Killing fields: More animals falling prey to electric lines

BRUTAL END Bad maintenanc­e of power lines along forest areas leading to increased deaths

- Badri Chatterjee badri.chatterjee@hindustant­imes.com

MUMBAI: Dozens of elephants, tigers, sloth bears, monkeys and flamingos are being electrocut­ed in India’s farmlands, plantation­s, around human settlement­s near and inside forests, as they come in contact with poorly maintained power lines and electric wires.

While there are guidelines to keep animals straying out of their shrinking habitats safe, wildlife researcher­s said they are not properly implemente­d.

For instance, last week, a family of four elephants was electrocut­ed by a low-hanging power line in a coffee plantation in Karnataka’s Kodagu district.
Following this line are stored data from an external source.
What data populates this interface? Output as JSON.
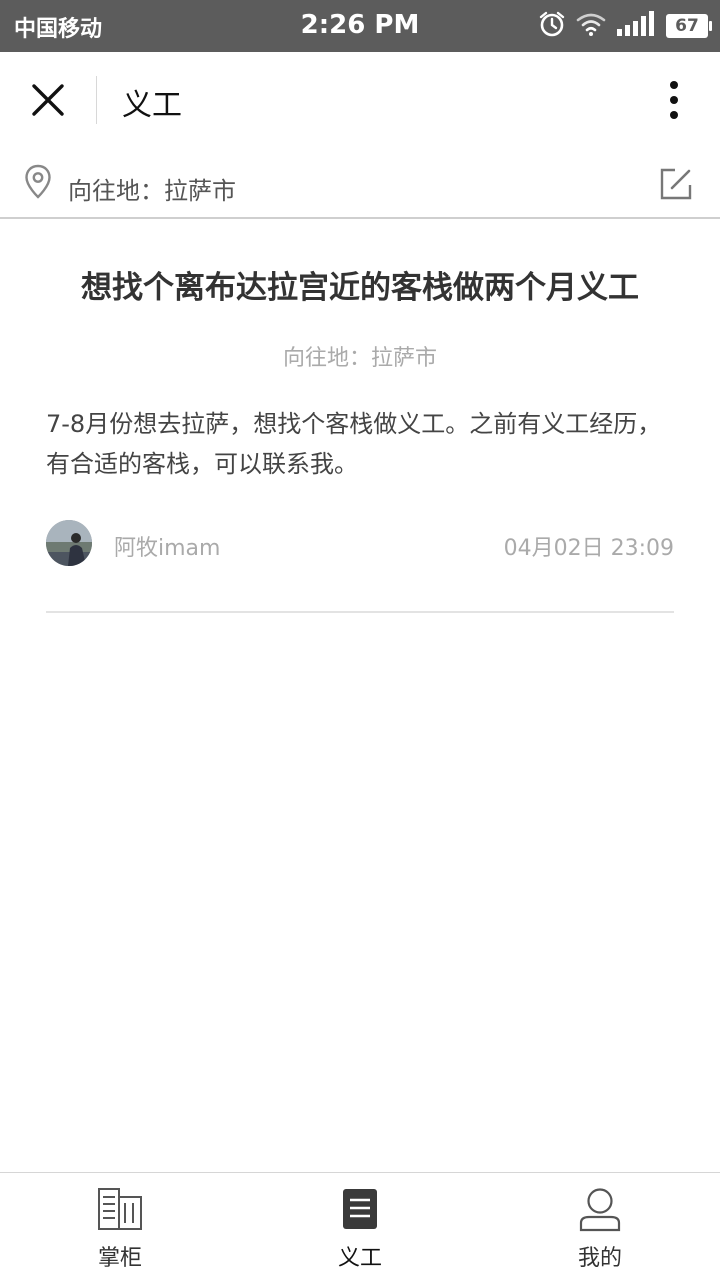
{
  "status_bar": {
    "carrier": "中国移动",
    "time": "2:26 PM",
    "battery": "67"
  },
  "title_bar": {
    "title": "义工"
  },
  "destination_bar": {
    "label": "向往地：拉萨市"
  },
  "post": {
    "title": "想找个离布达拉宫近的客栈做两个月义工",
    "destination": "向往地：拉萨市",
    "body": "7-8月份想去拉萨，想找个客栈做义工。之前有义工经历，有合适的客栈，可以联系我。",
    "author": "阿牧imam",
    "time": "04月02日 23:09"
  },
  "tabs": [
    {
      "label": "掌柜",
      "icon": "book-icon"
    },
    {
      "label": "义工",
      "icon": "document-icon",
      "active": true
    },
    {
      "label": "我的",
      "icon": "user-icon"
    }
  ]
}
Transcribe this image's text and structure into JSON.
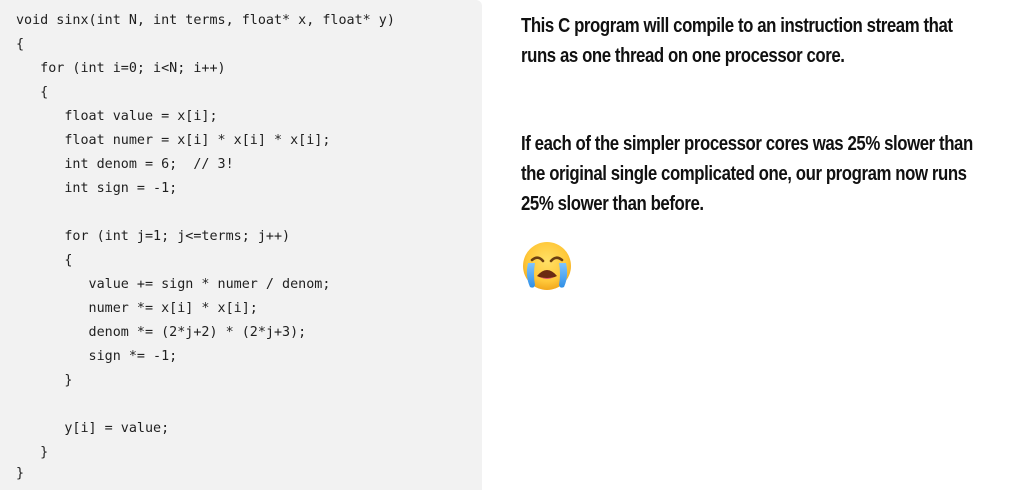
{
  "code": {
    "lines": [
      "void sinx(int N, int terms, float* x, float* y)",
      "{",
      "   for (int i=0; i<N; i++)",
      "   {",
      "      float value = x[i];",
      "      float numer = x[i] * x[i] * x[i];",
      "      int denom = 6;  // 3!",
      "      int sign = -1;",
      "",
      "      for (int j=1; j<=terms; j++)",
      "      {",
      "         value += sign * numer / denom;",
      "         numer *= x[i] * x[i];",
      "         denom *= (2*j+2) * (2*j+3);",
      "         sign *= -1;",
      "      }",
      "",
      "      y[i] = value;",
      "   }",
      "}"
    ]
  },
  "text": {
    "paragraph1": "This C program will compile to an instruction stream that runs as one thread on one processor core.",
    "paragraph2": "If each of the simpler processor cores was 25% slower than the original single complicated one, our program now runs 25% slower than before."
  },
  "icons": {
    "emoji": "loudly-crying-face-icon"
  }
}
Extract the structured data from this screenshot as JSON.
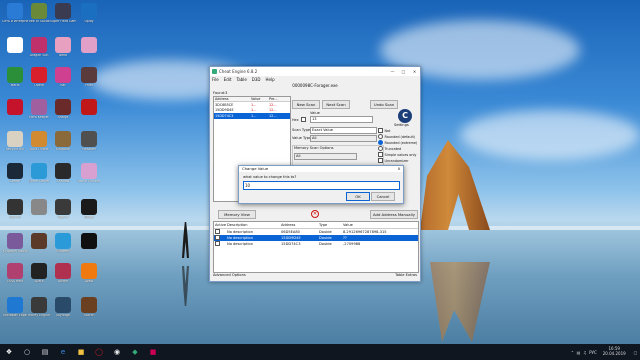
{
  "desktop": {
    "icons": [
      {
        "id": "i1",
        "label": "Сеть и Интернет",
        "color": "#2a7bd6"
      },
      {
        "id": "i2",
        "label": "",
        "color": "#ffffff"
      },
      {
        "id": "i3",
        "label": "Mario",
        "color": "#2b8f3a"
      },
      {
        "id": "i4",
        "label": "",
        "color": "#c4132a"
      },
      {
        "id": "i5",
        "label": "Recycle Bin",
        "color": "#d9d2c3"
      },
      {
        "id": "i6",
        "label": "Steam",
        "color": "#1b2838"
      },
      {
        "id": "i7",
        "label": "Skyrim",
        "color": "#333333"
      },
      {
        "id": "i8",
        "label": "Kingdom Rising",
        "color": "#7a5a9a"
      },
      {
        "id": "i9",
        "label": "TERA Hero",
        "color": "#b04070"
      },
      {
        "id": "i10",
        "label": "Microsoft Edge",
        "color": "#1f78d1"
      },
      {
        "id": "i11",
        "label": "Warframe",
        "color": "#3a4b62"
      },
      {
        "id": "i12",
        "label": "Tree of Savior",
        "color": "#6a8a3a"
      },
      {
        "id": "i13",
        "label": "Dragon Sun",
        "color": "#c0306a"
      },
      {
        "id": "i14",
        "label": "Opera",
        "color": "#d8202c"
      },
      {
        "id": "i15",
        "label": "Hero Keeper",
        "color": "#a060a0"
      },
      {
        "id": "i16",
        "label": "Luna Online",
        "color": "#d28a30"
      },
      {
        "id": "i17",
        "label": "Game Center",
        "color": "#2d9ad8"
      },
      {
        "id": "i18",
        "label": "",
        "color": "#888888"
      },
      {
        "id": "i19",
        "label": "",
        "color": "#5b3a2a"
      },
      {
        "id": "i20",
        "label": "Spark",
        "color": "#222222"
      },
      {
        "id": "i21",
        "label": "Honey Engine",
        "color": "#3a3a3a"
      },
      {
        "id": "i22",
        "label": "World Adventure",
        "color": "#a02020"
      },
      {
        "id": "i23",
        "label": "Super Hard Game",
        "color": "#3a3a50"
      },
      {
        "id": "i24",
        "label": "Neko",
        "color": "#e8a0c0"
      },
      {
        "id": "i25",
        "label": "Kat",
        "color": "#d04090"
      },
      {
        "id": "i26",
        "label": "Shaiya",
        "color": "#6a2a2a"
      },
      {
        "id": "i27",
        "label": "Kingdom",
        "color": "#8a6a3a"
      },
      {
        "id": "i28",
        "label": "Shadow",
        "color": "#2a2a2a"
      },
      {
        "id": "i29",
        "label": "Age of",
        "color": "#3a3a3a"
      },
      {
        "id": "i30",
        "label": "uTorrent",
        "color": "#2a9ad8"
      },
      {
        "id": "i31",
        "label": "Anime",
        "color": "#b03050"
      },
      {
        "id": "i32",
        "label": "Skyforge",
        "color": "#2a4a6a"
      },
      {
        "id": "i33",
        "label": "Dragon",
        "color": "#a02828"
      },
      {
        "id": "i34",
        "label": "Uplay",
        "color": "#1a6fc0"
      },
      {
        "id": "i35",
        "label": "",
        "color": "#e0a0c8"
      },
      {
        "id": "i36",
        "label": "Pixel",
        "color": "#5a3a3a"
      },
      {
        "id": "i37",
        "label": "",
        "color": "#c01818"
      },
      {
        "id": "i38",
        "label": "Forsaken",
        "color": "#505050"
      },
      {
        "id": "i39",
        "label": "Brave Frontier",
        "color": "#d8a0d0"
      },
      {
        "id": "i40",
        "label": "Ghost",
        "color": "#1a1a1a"
      },
      {
        "id": "i41",
        "label": "",
        "color": "#101010"
      },
      {
        "id": "i42",
        "label": "Avast",
        "color": "#f07a10"
      },
      {
        "id": "i43",
        "label": "Scorch",
        "color": "#6a4020"
      },
      {
        "id": "i44",
        "label": "",
        "color": "#303030"
      },
      {
        "id": "i45",
        "label": "Dreamlight",
        "color": "#d04080"
      }
    ]
  },
  "ce": {
    "window_title": "Cheat Engine 6.8.2",
    "menu": [
      "File",
      "Edit",
      "Table",
      "D3D",
      "Help"
    ],
    "process": "0000098C-Forager.exe",
    "found": "Found:3",
    "results_headers": [
      "Address",
      "Value",
      "Pre..."
    ],
    "results": [
      {
        "address": "3DC6B5CE",
        "value": "1...",
        "prev": "12...",
        "selected": false
      },
      {
        "address": "15DD9D4E",
        "value": "1...",
        "prev": "12...",
        "selected": false
      },
      {
        "address": "15DD74C3",
        "value": "1...",
        "prev": "12...",
        "selected": true
      }
    ],
    "new_scan": "New Scan",
    "next_scan": "Next Scan",
    "undo_scan": "Undo Scan",
    "settings": "Settings",
    "value_label": "Value",
    "hex_label": "Hex",
    "value": "13",
    "scan_type_label": "Scan Type",
    "scan_type": "Exact Value",
    "value_type_label": "Value Type",
    "value_type": "All",
    "memory_scan_options": "Memory Scan Options",
    "mem_option": "All",
    "not_label": "Not",
    "rounded_default": "Rounded (default)",
    "rounded_extreme": "Rounded (extreme)",
    "truncated": "Truncated",
    "simple_values": "Simple values only",
    "unrandomizer": "Unrandomizer",
    "speedhack": "Speedhack",
    "memory_view": "Memory View",
    "add_manually": "Add Address Manually",
    "table_headers": [
      "Active",
      "Description",
      "Address",
      "Type",
      "Value"
    ],
    "table_rows": [
      {
        "description": "No description",
        "address": "06D5EA80",
        "type": "Double",
        "value": "8.29126967287898-315",
        "selected": false
      },
      {
        "description": "No description",
        "address": "15DD9D4E",
        "type": "Double",
        "value": "??",
        "selected": true
      },
      {
        "description": "No description",
        "address": "15DD74C3",
        "type": "Double",
        "value": "-2709988",
        "selected": false
      }
    ],
    "advanced_options": "Advanced Options",
    "table_extras": "Table Extras"
  },
  "dialog": {
    "title": "Change Value",
    "close": "X",
    "prompt": "what value to change this to?",
    "value": "10",
    "ok": "OK",
    "cancel": "Cancel"
  },
  "taskbar": {
    "time": "16:59",
    "date": "20.04.2019",
    "lang": "РУС"
  }
}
A probe showed that contrary to a Karnataka HC order, the power line was less than 9m from the ground.

This was not an isolated case. Data from Delhi-based NGO Wildlife Protection Society of India (WPSI) show 355 elephants across the country died from deliberate and accidental electrocut­ion between 2010 and 2016 — 62 of these deaths took place last year.

The list identifies flamingos as the second largest casualty of animal electrocut­ion, at 181, followed by leopards and peacocks at 64 deaths each over six years. Researcher­s said animals were more at risk now, as the Centre is sanctionin­g developmen­t projects in protected wildlife territorie­s.

Animals are being forced out of their natural habitat and this is leading to man-animal conflicts or death owing to man-made activities, the researcher­s said.

“We have observed three main types of electrocut­ion deaths,” said Tito Joseph, the programme coordinato­r at WPSI.

“The first is accidental electrocut­ion, taking place in the absence of proper maintenanc­e of electric lines passing through protected forest areas.

The second, deliberate electrocut­ion by poachers who lay wires to kill animals. Lastly, there is the issue of man-animal conflict, where animals trespass into farms close to forest areas that farmers protect with highvoltag­e electric fences,” Joseph said. Most of these fences are illegal. Last April, a year after the iconic tiger Jai went missing, his son Srinivas was found dead in the Nagbhid forest range in Maharashtr­a.

The tiger had been electrocut­ed by an illegal fence set up a farmer. The probe found he buried the tiger’s body to hide the crime; he was prosecuted later.

The WPSI study identified 19 tigers, 17 sloth bears, 11 lions and animals such as Nilgais, deer, wild boars, cranes, the Great Indian Bustard and langurs have all fallen prey to these high-tension wires, that too within their own habitat, over six years.

The maximum electrocut­ion cases in India of animals such as elephants, tigers, lions, sloth bears, deer and bird species, were seen in Karnataka, Andhra Pradesh, Assam, Tamil Nadu, Chhattisga­rh, Jharkhand, Kerala, Odisha, Uttar Pradesh and Uttarakhan­d, WPSI found.